To my sister, clothes will make all the difference, but I’m wondering what a potential employer would think of a fourteen-year-old boy, with a voice impediment, applying for a job wearing a bottle green smoking jacket with big white buttons.
The afternoon drags on, I start to stammer, and my funny eye begins to twitch, a sure sign of stress. Admittedly I am shy and a bit odd. It isn’t my fault though, it’s just the way I am.
I don’t need to say of course that I didn’t get the job, the following week I started work at ‘Chase of Chertsey’, a local factory, but I’m quite content with this, some of my friends already work there.
When I told Iris, the job that she had lined up for me had come to nothing, she seemed surprised and asked.
“You made sure you were nice and tidy with your shoes polished and did you wear the tie I bought you”?
“Yes of course I did, I thought it was going quite well, the man asked me all about my model making and what Church did I go to and if I belonged to the Scouts or the Army Cadet’s. When I said I didn’t belong to anything, he wrote something down and didn’t ask any more questions. He just said he would let me know, but he did say he liked the cardigan you had knitted for me”.

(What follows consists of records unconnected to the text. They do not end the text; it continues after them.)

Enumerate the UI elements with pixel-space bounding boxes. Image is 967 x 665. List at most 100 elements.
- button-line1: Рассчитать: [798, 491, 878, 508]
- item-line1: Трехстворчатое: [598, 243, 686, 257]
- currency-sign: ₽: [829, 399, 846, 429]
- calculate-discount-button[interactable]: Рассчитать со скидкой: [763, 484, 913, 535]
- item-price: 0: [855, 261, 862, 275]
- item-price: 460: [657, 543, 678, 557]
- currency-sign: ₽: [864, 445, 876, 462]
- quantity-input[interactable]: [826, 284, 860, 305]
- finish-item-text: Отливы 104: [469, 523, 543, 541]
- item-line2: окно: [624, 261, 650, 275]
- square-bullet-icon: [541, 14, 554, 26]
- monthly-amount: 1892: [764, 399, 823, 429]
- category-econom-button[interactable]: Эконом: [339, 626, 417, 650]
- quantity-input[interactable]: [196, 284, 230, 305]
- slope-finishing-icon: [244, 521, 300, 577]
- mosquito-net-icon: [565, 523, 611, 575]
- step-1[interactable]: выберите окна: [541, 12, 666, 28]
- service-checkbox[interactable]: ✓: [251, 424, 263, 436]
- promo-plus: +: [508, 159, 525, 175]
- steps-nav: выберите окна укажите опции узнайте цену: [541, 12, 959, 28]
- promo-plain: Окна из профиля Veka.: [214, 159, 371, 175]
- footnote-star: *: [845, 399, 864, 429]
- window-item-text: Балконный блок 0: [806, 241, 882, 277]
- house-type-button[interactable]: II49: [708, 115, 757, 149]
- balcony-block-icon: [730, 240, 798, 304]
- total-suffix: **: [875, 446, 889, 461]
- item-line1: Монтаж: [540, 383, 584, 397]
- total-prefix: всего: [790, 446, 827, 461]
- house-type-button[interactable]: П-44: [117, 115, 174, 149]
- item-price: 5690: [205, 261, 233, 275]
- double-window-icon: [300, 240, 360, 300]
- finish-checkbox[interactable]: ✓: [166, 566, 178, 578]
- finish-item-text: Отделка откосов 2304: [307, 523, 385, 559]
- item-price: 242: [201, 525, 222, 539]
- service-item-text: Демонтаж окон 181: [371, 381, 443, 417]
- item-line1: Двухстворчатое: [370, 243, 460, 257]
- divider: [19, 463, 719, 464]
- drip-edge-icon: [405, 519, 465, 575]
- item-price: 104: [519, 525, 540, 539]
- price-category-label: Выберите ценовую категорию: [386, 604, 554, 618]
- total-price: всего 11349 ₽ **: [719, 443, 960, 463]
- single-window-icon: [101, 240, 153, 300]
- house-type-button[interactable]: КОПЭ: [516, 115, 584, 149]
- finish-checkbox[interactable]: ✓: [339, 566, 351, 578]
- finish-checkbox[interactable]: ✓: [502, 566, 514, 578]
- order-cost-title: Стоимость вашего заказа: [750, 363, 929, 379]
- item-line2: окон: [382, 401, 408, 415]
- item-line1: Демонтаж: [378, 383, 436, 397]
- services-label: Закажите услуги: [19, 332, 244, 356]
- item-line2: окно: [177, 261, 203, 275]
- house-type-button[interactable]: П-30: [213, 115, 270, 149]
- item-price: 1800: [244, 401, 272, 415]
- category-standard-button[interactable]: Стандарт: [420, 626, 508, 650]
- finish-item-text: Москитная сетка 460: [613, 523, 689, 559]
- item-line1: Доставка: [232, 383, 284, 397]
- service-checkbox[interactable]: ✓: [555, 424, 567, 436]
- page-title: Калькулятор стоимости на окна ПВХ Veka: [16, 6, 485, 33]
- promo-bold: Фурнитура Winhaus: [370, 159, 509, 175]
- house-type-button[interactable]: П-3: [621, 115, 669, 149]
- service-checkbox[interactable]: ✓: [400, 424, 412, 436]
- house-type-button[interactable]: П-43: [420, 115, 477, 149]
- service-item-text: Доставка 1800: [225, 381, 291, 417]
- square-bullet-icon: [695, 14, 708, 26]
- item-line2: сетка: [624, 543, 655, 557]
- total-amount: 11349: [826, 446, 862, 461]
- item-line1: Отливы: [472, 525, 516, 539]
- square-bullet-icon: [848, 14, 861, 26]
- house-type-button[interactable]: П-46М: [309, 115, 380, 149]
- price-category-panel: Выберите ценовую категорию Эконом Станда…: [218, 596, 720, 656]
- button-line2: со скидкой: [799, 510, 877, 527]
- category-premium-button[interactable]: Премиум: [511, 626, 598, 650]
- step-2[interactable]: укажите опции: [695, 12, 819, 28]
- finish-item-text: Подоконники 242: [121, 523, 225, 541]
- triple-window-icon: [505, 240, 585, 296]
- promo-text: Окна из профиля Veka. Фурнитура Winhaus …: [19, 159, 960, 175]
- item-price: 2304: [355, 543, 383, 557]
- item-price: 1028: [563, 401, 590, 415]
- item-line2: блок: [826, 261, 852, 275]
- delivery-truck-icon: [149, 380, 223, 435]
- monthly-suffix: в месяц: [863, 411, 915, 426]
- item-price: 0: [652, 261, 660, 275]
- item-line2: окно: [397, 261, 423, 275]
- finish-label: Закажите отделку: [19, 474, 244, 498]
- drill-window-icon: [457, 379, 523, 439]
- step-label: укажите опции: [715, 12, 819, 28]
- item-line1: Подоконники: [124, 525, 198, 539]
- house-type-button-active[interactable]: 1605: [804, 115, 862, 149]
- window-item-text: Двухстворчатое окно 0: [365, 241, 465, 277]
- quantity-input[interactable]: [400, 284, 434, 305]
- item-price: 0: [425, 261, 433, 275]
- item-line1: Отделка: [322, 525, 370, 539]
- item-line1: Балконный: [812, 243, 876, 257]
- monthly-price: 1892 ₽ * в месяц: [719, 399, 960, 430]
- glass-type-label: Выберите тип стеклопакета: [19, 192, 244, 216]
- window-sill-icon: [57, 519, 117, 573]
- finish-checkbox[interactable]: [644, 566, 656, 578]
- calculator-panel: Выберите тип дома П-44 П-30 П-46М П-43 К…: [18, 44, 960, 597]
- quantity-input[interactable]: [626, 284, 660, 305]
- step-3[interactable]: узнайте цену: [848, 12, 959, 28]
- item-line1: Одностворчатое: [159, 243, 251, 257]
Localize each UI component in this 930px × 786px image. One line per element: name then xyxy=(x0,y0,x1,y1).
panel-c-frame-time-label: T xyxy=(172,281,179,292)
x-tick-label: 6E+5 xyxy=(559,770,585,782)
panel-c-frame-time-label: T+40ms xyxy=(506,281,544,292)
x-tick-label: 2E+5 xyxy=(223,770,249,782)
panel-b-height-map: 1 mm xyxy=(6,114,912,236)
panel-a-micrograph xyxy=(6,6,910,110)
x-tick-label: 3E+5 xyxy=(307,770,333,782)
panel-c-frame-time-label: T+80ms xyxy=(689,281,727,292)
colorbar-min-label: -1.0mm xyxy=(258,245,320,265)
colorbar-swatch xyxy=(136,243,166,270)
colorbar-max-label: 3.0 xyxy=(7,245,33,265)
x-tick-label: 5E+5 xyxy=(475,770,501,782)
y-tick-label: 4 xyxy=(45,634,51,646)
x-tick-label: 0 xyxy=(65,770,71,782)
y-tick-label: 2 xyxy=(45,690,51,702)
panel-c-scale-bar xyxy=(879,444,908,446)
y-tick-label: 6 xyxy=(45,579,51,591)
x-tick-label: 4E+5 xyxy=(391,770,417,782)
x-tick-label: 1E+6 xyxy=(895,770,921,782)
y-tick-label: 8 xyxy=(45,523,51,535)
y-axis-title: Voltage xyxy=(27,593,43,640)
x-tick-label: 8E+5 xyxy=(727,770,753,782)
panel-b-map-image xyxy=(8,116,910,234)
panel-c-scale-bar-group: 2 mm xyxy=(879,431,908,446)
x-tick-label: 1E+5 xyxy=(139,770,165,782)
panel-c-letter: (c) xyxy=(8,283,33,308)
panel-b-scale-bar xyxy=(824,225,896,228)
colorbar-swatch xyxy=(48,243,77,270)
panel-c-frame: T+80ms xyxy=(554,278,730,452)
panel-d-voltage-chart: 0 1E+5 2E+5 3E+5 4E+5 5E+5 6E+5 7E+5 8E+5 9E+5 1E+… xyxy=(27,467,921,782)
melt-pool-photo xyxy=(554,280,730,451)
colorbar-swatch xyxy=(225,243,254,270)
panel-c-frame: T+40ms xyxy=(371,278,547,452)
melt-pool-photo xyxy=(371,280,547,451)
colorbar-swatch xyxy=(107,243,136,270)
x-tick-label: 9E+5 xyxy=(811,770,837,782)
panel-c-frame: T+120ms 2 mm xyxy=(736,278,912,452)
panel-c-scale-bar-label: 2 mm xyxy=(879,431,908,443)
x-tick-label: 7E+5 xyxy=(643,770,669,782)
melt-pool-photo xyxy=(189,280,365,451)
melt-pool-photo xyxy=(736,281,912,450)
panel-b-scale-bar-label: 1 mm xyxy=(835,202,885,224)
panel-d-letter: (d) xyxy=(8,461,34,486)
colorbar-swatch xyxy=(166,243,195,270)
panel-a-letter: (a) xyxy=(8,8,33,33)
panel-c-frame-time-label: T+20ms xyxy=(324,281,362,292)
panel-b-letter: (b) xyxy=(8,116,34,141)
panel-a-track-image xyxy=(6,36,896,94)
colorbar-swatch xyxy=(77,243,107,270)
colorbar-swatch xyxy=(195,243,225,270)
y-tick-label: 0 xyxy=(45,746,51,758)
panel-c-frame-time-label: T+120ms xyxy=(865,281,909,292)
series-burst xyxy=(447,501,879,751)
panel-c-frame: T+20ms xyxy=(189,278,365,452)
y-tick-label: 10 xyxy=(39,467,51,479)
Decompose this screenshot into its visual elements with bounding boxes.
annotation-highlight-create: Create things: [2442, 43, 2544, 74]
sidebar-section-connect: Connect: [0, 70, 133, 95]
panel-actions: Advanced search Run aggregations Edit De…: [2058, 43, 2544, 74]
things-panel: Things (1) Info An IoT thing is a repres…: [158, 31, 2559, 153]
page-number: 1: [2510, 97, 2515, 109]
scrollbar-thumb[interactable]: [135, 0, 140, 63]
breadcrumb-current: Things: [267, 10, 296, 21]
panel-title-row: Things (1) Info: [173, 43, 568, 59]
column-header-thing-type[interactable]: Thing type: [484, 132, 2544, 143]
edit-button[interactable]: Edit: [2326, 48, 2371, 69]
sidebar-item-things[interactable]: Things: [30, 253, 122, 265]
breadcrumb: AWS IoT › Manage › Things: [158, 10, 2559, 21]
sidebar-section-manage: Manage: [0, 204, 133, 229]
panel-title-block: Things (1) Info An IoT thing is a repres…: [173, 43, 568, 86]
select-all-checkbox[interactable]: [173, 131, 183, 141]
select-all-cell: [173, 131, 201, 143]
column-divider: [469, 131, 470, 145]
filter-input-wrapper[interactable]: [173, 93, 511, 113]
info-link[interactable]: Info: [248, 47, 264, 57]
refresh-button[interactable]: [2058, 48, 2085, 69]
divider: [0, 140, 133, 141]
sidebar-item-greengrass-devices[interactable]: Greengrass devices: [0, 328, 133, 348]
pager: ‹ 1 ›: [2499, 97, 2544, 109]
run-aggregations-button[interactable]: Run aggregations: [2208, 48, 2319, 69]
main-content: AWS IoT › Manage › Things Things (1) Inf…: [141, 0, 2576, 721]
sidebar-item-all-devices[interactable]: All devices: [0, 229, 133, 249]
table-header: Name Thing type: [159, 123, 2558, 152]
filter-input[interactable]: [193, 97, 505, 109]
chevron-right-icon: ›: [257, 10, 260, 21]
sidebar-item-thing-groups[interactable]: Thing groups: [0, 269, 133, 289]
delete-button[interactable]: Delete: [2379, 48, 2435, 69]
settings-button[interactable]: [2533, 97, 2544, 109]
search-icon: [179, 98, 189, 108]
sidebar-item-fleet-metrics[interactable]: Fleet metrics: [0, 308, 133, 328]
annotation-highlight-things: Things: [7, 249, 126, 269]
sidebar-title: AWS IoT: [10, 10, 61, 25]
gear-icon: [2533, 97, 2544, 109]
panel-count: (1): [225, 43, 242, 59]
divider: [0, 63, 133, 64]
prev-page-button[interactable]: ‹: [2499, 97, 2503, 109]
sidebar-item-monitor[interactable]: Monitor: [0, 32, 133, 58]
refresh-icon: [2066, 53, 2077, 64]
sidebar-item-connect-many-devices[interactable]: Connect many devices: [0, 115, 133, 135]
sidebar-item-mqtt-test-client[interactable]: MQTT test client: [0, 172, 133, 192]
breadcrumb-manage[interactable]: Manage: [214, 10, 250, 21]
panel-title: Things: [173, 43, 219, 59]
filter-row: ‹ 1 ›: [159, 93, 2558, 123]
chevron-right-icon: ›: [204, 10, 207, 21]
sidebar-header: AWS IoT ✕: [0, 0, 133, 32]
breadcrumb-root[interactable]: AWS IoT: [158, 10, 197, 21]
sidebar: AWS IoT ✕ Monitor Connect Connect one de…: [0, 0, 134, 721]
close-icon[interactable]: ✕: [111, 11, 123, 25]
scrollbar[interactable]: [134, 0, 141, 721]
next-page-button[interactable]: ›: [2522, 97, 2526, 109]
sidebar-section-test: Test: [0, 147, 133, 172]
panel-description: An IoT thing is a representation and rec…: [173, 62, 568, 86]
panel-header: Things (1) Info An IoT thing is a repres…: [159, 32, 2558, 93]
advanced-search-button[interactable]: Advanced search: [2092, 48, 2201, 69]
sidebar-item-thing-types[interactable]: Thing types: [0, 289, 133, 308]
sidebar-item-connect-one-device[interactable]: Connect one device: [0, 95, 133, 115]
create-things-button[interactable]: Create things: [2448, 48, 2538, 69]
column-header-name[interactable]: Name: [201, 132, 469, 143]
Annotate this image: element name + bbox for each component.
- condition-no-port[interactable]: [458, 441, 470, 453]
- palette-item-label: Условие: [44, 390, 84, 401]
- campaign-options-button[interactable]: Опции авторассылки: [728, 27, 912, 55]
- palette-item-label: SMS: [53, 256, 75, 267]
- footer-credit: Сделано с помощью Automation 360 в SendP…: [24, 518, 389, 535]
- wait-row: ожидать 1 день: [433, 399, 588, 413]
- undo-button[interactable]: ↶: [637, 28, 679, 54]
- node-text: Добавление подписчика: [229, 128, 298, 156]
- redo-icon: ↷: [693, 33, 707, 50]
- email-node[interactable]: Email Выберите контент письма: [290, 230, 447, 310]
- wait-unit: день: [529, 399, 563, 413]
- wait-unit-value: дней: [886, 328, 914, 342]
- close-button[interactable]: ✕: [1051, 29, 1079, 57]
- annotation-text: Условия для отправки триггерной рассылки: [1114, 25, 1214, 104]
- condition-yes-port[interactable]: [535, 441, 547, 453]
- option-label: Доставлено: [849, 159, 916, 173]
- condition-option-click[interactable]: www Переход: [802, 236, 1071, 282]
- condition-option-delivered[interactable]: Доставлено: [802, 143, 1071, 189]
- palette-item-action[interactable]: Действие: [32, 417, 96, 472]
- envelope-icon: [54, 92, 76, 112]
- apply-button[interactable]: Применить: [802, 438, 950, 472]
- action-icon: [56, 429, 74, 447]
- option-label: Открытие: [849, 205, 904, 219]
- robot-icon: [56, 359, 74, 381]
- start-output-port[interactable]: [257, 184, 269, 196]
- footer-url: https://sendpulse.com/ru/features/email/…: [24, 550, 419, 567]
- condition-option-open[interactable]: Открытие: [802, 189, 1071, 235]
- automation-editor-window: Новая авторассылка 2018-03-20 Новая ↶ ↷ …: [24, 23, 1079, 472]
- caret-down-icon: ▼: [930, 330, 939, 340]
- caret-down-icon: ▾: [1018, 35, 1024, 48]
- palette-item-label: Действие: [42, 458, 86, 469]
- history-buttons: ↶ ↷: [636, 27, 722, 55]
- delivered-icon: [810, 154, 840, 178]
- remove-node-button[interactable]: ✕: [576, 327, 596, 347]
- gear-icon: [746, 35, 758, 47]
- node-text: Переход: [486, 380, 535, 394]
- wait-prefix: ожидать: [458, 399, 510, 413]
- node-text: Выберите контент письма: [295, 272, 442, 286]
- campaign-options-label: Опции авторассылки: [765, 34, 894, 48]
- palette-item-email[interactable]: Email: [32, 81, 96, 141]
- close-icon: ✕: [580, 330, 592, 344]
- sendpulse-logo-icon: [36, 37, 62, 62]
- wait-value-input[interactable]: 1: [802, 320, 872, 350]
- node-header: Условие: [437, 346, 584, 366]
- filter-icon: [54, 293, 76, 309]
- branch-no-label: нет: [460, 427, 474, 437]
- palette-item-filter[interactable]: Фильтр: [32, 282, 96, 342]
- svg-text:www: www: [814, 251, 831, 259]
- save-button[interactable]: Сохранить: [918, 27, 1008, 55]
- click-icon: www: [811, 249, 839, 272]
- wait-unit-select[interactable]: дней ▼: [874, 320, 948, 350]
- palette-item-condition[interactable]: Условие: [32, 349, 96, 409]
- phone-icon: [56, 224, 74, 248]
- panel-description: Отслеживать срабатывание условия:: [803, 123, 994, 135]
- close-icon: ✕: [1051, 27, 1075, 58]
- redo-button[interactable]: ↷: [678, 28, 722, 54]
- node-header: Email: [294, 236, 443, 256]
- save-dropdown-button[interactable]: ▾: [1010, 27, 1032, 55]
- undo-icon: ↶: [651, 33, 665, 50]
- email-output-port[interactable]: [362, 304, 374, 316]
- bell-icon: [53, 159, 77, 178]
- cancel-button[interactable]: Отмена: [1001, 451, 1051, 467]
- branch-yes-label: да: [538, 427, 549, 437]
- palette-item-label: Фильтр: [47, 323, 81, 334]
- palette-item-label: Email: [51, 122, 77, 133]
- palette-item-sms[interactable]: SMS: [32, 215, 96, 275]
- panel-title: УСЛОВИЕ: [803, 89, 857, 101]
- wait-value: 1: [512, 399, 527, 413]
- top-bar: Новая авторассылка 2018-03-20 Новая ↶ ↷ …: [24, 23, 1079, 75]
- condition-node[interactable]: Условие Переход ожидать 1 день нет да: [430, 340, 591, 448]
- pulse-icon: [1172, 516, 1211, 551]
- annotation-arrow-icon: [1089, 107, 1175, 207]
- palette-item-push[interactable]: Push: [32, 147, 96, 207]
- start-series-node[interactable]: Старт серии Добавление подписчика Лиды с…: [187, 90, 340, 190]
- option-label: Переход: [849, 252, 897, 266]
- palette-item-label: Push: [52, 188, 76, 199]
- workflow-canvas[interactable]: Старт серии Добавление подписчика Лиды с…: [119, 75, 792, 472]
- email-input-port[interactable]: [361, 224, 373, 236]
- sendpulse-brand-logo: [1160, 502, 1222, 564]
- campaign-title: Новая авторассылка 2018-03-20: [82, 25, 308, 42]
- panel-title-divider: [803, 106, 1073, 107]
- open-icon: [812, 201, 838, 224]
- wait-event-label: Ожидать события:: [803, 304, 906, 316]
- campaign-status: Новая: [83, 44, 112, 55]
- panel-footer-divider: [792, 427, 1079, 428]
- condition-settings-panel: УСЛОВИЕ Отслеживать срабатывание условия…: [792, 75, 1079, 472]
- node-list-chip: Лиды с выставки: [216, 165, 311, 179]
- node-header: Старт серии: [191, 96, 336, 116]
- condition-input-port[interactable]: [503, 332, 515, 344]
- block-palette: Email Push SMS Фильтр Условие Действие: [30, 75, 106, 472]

Iris looked at me as if I had said something really bad.
“You didn’t, did you? Please tell me that Alan, you didn’t wear it to the office, did you? What am I going to do with you? It’s not meant to wear to work, it is for when you are relaxing at home”.
It was a simple misunderstanding, it could happen to anyone, anyway I was never cut out to be an office boy, and as Iris said
“It’s the way you stand, you are not making any effort are you”?